Bsides Cymru 2024

Pocket-Sized Powerhouses: Exploring IDSs on Microcontrollers
04-27, 16:30–16:45 (Europe/London), Sophia Room - Track 2

Security remains a paramount concern in the rapidly evolving Internet of Things landscape. Traditional Intrusion Detection Systems often fall short in the face of unique challenges posed by IoT networks, such as resource constraints and device heterogeneity. By creating an IDS which lives on the microcontroller it allows it to have autonomy over its security without relying on external devices. We have a look at the challenges of implementing this solution on the device and how it performs compared to traditional solutions.


The ESPRESSIF family of devices, particularly the ESP32, is among the most popular microcontrollers used in the Internet of Things (IoT) domain. The ESP32 is a dual-core system, that can run tasks independently of each other. This dual-core architecture is leveraged to enhance the efficiency of IDSs implemented on these devices.

In a typical scenario, one core is dedicated to identifying potential threats or malicious activities, while the other core is responsible for sending telemetry data or alerts about these threats to a central system. This division of labour between the two cores ensures a seamless transition from threat detection to alert generation, enhancing the overall responsiveness and effectiveness of the IDS.

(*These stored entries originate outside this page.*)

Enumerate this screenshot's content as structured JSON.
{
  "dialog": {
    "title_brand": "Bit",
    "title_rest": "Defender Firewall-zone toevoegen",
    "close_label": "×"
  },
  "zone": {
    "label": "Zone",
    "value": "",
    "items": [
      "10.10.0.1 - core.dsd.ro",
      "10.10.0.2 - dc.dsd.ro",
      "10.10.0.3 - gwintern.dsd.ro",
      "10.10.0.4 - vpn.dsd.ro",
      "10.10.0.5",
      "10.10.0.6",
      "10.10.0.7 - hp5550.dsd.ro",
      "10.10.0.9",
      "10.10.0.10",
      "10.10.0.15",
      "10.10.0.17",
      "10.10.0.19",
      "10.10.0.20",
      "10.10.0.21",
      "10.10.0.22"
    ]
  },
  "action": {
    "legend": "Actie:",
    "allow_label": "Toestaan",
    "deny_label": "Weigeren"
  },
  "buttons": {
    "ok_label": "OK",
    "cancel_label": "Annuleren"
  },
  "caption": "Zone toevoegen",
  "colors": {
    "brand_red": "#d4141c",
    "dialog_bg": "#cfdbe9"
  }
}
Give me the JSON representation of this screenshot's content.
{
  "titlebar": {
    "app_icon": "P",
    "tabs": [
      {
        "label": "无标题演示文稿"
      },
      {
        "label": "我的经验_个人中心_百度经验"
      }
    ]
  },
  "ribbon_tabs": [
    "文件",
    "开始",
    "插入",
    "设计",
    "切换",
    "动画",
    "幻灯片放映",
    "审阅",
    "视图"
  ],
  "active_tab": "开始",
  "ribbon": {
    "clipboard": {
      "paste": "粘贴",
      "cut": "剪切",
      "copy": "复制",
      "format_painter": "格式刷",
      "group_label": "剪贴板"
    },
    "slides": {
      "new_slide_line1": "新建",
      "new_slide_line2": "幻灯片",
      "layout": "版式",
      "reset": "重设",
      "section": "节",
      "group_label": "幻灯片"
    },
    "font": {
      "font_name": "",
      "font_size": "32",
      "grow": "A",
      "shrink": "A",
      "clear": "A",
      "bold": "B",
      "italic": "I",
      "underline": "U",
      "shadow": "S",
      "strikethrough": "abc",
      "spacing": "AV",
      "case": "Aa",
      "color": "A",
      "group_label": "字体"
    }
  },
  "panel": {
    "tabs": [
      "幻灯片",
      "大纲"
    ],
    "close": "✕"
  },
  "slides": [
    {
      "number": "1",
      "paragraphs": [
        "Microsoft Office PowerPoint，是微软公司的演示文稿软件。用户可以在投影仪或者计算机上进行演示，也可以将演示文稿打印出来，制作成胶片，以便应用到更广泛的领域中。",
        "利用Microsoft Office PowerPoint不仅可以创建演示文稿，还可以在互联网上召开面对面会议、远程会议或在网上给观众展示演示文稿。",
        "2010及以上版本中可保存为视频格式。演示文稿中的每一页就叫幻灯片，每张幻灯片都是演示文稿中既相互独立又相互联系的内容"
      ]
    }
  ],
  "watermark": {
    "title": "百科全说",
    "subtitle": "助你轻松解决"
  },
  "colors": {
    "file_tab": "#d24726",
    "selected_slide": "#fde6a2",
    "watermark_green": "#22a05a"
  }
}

To further enhance the functionality of the device while ensuring it operates as intended, techniques like protothreading are employed. This means that the device can perform multiple tasks simultaneously, such as monitoring network traffic, analysing data for potential threats, and sending alerts, without any significant impact on performance.
However, implementing such a sophisticated IDS on a microcontroller does come with certain trade-offs, the most notable of which is increased power consumption. The additional processing required for threat detection and telemetry transmission can lead to higher energy usage, which can be a concern for battery-operated devices.

I am currently in the third year of my PhD program at Cardiff University, specialising in Cybersecurity. My research focuses on Machine Learning threat detection for resource-constrained devices, aiming to secure the rapidly expanding Internet of Things (IoT) landscape.

In addition to my academic pursuits, I am an active ham radio operator with the callsign 5B4ANU. This hobby allows me to connect with a global community of enthusiasts and reflects my passion for technology and communication.

I am also deeply committed to the open-source community. I have contributed to various projects, not only through code but also by translating project documentation. This has allowed me to help break down language barriers and make these projects accessible to a wider audience.